The required number of ampere-turns depends on the desired magnetic field strength. Adjustments in current or turns can be made accordingly.
Units of Magnetomotive Force
The ampere-turn, AT, is an SI unit. It is calculated as NI with the current in amperes.
The cgs unit of mmf is the gilbert, abbreviated Gb.
One ampere-turn equals 1.26 Gb. The number 1.26 is approximately 4π/10, derived from the surface area of a sphere, which is 4πr2.
To convert IN to gilberts, multiply the ampere-turns by the constant conversion factor 1.26G/1 AT.
As an example, 1000 AT is the same mmf as 1260 Gb. The calculations are 1000 AT × 1.26 Gb/1 AT = 1260 Gb. Note that the units of AT cancel in the conversion.
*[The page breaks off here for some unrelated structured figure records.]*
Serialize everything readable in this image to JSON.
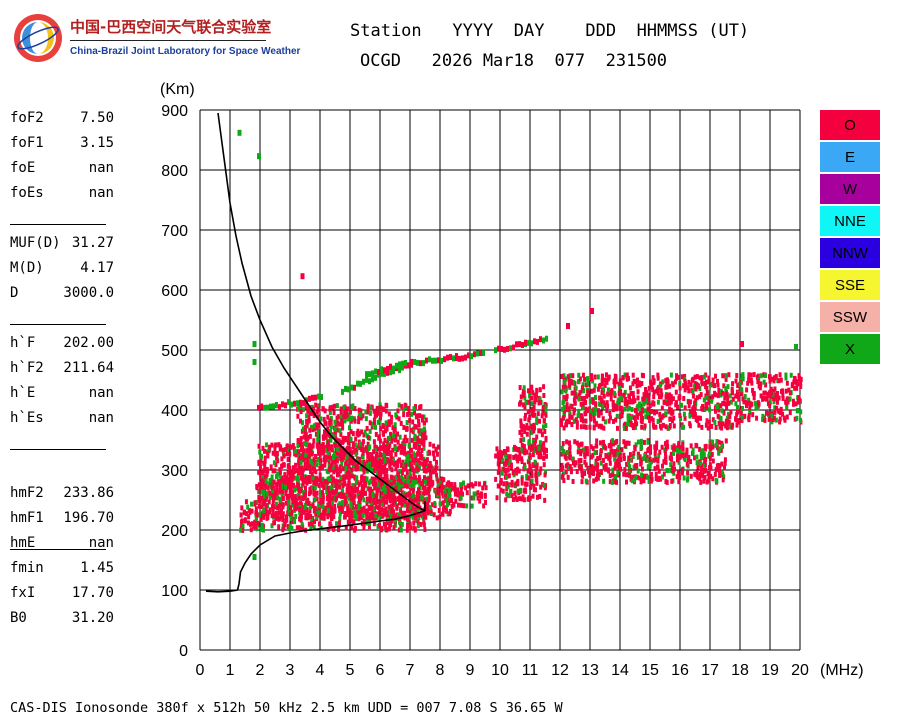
{
  "logo": {
    "cn": "中国-巴西空间天气联合实验室",
    "en": "China-Brazil Joint Laboratory for Space Weather"
  },
  "header": {
    "row1": "Station   YYYY  DAY    DDD  HHMMSS (UT)",
    "row2": "OCGD   2026 Mar18  077  231500"
  },
  "params": [
    {
      "name": "foF2",
      "value": "7.50"
    },
    {
      "name": "foF1",
      "value": "3.15"
    },
    {
      "name": "foE",
      "value": "nan"
    },
    {
      "name": "foEs",
      "value": "nan"
    },
    {
      "name": "MUF(D)",
      "value": "31.27"
    },
    {
      "name": "M(D)",
      "value": "4.17"
    },
    {
      "name": "D",
      "value": "3000.0"
    },
    {
      "name": "h`F",
      "value": "202.00"
    },
    {
      "name": "h`F2",
      "value": "211.64"
    },
    {
      "name": "h`E",
      "value": "nan"
    },
    {
      "name": "h`Es",
      "value": "nan"
    },
    {
      "name": "hmF2",
      "value": "233.86"
    },
    {
      "name": "hmF1",
      "value": "196.70"
    },
    {
      "name": "hmE",
      "value": "nan"
    },
    {
      "name": "fmin",
      "value": "1.45"
    },
    {
      "name": "fxI",
      "value": "17.70"
    },
    {
      "name": "B0",
      "value": "31.20"
    }
  ],
  "legend": [
    {
      "label": "O",
      "color": "#f5003f"
    },
    {
      "label": "E",
      "color": "#3aa8f5"
    },
    {
      "label": "W",
      "color": "#a8009c"
    },
    {
      "label": "NNE",
      "color": "#10f5f5"
    },
    {
      "label": "NNW",
      "color": "#2a00e0"
    },
    {
      "label": "SSE",
      "color": "#f5f530"
    },
    {
      "label": "SSW",
      "color": "#f5b0a8"
    },
    {
      "label": "X",
      "color": "#10a818"
    }
  ],
  "footer": "CAS-DIS Ionosonde 380f x 512h 50 kHz 2.5 km UDD = 007 7.08 S 36.65 W",
  "chart_data": {
    "type": "scatter",
    "xlabel": "(MHz)",
    "ylabel": "(Km)",
    "xlim": [
      0,
      20
    ],
    "ylim": [
      0,
      900
    ],
    "xticks": [
      "0",
      "1",
      "2",
      "3",
      "4",
      "5",
      "6",
      "7",
      "8",
      "9",
      "10",
      "11",
      "12",
      "13",
      "14",
      "15",
      "16",
      "17",
      "18",
      "19",
      "20"
    ],
    "yticks": [
      "0",
      "100",
      "200",
      "300",
      "400",
      "500",
      "600",
      "700",
      "800",
      "900"
    ],
    "grid": true,
    "ordinary_color": "#f5003f",
    "extraordinary_color": "#10a818",
    "trace_color": "#000000",
    "echo_regions": [
      {
        "x0": 1.3,
        "x1": 7.6,
        "y0": 200,
        "y1": 250
      },
      {
        "x0": 1.8,
        "x1": 8.3,
        "y0": 220,
        "y1": 290
      },
      {
        "x0": 1.9,
        "x1": 7.9,
        "y0": 250,
        "y1": 345
      },
      {
        "x0": 3.2,
        "x1": 7.5,
        "y0": 300,
        "y1": 410
      },
      {
        "x0": 8.0,
        "x1": 9.5,
        "y0": 240,
        "y1": 280
      },
      {
        "x0": 9.8,
        "x1": 11.5,
        "y0": 250,
        "y1": 340
      },
      {
        "x0": 10.6,
        "x1": 11.5,
        "y0": 330,
        "y1": 440
      },
      {
        "x0": 12.0,
        "x1": 18.0,
        "y0": 370,
        "y1": 460
      },
      {
        "x0": 12.0,
        "x1": 17.5,
        "y0": 280,
        "y1": 350
      },
      {
        "x0": 18.0,
        "x1": 20.0,
        "y0": 380,
        "y1": 460
      }
    ],
    "echo_lines": [
      {
        "x": [
          1.9,
          2.5,
          3.5,
          4.0
        ],
        "y": [
          403,
          407,
          415,
          422
        ]
      },
      {
        "x": [
          4.7,
          6.0,
          7.0
        ],
        "y": [
          430,
          460,
          475
        ]
      },
      {
        "x": [
          5.5,
          7.0,
          8.5,
          9.4
        ],
        "y": [
          460,
          478,
          487,
          493
        ]
      },
      {
        "x": [
          9.8,
          10.8,
          11.5
        ],
        "y": [
          500,
          510,
          520
        ]
      }
    ],
    "isolated_points": [
      {
        "x": 1.25,
        "y": 862,
        "c": "X"
      },
      {
        "x": 1.9,
        "y": 823,
        "c": "X"
      },
      {
        "x": 3.35,
        "y": 623,
        "c": "O"
      },
      {
        "x": 13.0,
        "y": 565,
        "c": "O"
      },
      {
        "x": 12.2,
        "y": 540,
        "c": "O"
      },
      {
        "x": 1.75,
        "y": 510,
        "c": "X"
      },
      {
        "x": 1.75,
        "y": 480,
        "c": "X"
      },
      {
        "x": 18.0,
        "y": 510,
        "c": "O"
      },
      {
        "x": 19.8,
        "y": 505,
        "c": "X"
      },
      {
        "x": 1.75,
        "y": 155,
        "c": "X"
      }
    ],
    "true_height_profile": {
      "x": [
        0.6,
        0.8,
        1.0,
        1.2,
        1.4,
        1.7,
        2.0,
        2.4,
        2.8,
        3.2,
        3.6,
        4.0,
        4.4,
        4.8,
        5.2,
        5.6,
        6.0,
        6.4,
        6.8,
        7.2,
        7.5
      ],
      "y": [
        895,
        820,
        745,
        690,
        645,
        590,
        550,
        505,
        470,
        440,
        410,
        380,
        355,
        335,
        315,
        300,
        285,
        270,
        255,
        240,
        232
      ]
    },
    "virtual_height_trace": {
      "x": [
        0.2,
        0.6,
        1.0,
        1.25,
        1.3,
        1.35,
        1.5,
        1.7,
        2.0,
        2.5,
        3.0,
        3.5,
        4.0,
        5.0,
        6.0,
        6.5,
        7.0,
        7.5
      ],
      "y": [
        98,
        97,
        98,
        100,
        110,
        130,
        145,
        160,
        175,
        190,
        195,
        199,
        202,
        208,
        215,
        218,
        224,
        232
      ]
    },
    "right_edge": {
      "x": [
        7.5,
        7.5
      ],
      "y": [
        232,
        248
      ]
    }
  }
}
| Description | Information |
|---|---|
| Ampere-turn (AT) | SI unit for magnetomotive force |
| Calculation | AT = I × N |
| cgs unit of mmf | Gilbert (Gb) |
| Conversion factor | 1 AT = 1.26 Gb |
| Conversion to gilberts | Multiply AT by 1.26 Gb |
| Example conversion | 1000 AT = 1260 Gb |
Solved Example Problems
Example 1
Calculate the ampere-turns of mmf for a coil with 2000 turns and a 5-mA current.
Solution:
To calculate the ampere-turns (AT) of magnetomotive force (mmf) for a coil with 2000 turns and a 5-mA (0.005 A) current, we can use the formula:
$\text{AT} = I \times N $
Where:
- ( I ) = Current in amperes
- ( N ) = Number of turns
Given:
- I = 0.005 A
- N = 2000 turns
Substituting the values:
$\text{AT} = 0.005 \, \text{A} \times 2000 \, \text{turns} $
$ \text{AT} = 10 \, \text{A-turns} $
So, the ampere-turns of mmf for the given coil is 10 A-turns.
Example 2
To find the number of turns required for a coil to provide a magnetizing force of 600 A?t with a current of 4 A, we can rearrange the formula for ampere-turns:
$ \text{AT} = I \times N $
Given:
- AT = 600 ) AT
- I = 4 A
We rearrange the formula to solve for ( N ):
$ N = \frac{\text{AT}}{I} $
Substituting the given values:
$ N = \frac{600 \, \text{A?t}}{4 \, \text{A}} $
$ N = 150 \, \text{turns} $
Therefore, 150 turns are necessary for the coil to provide a magnetizing force of 600 AT with a current of 4 A.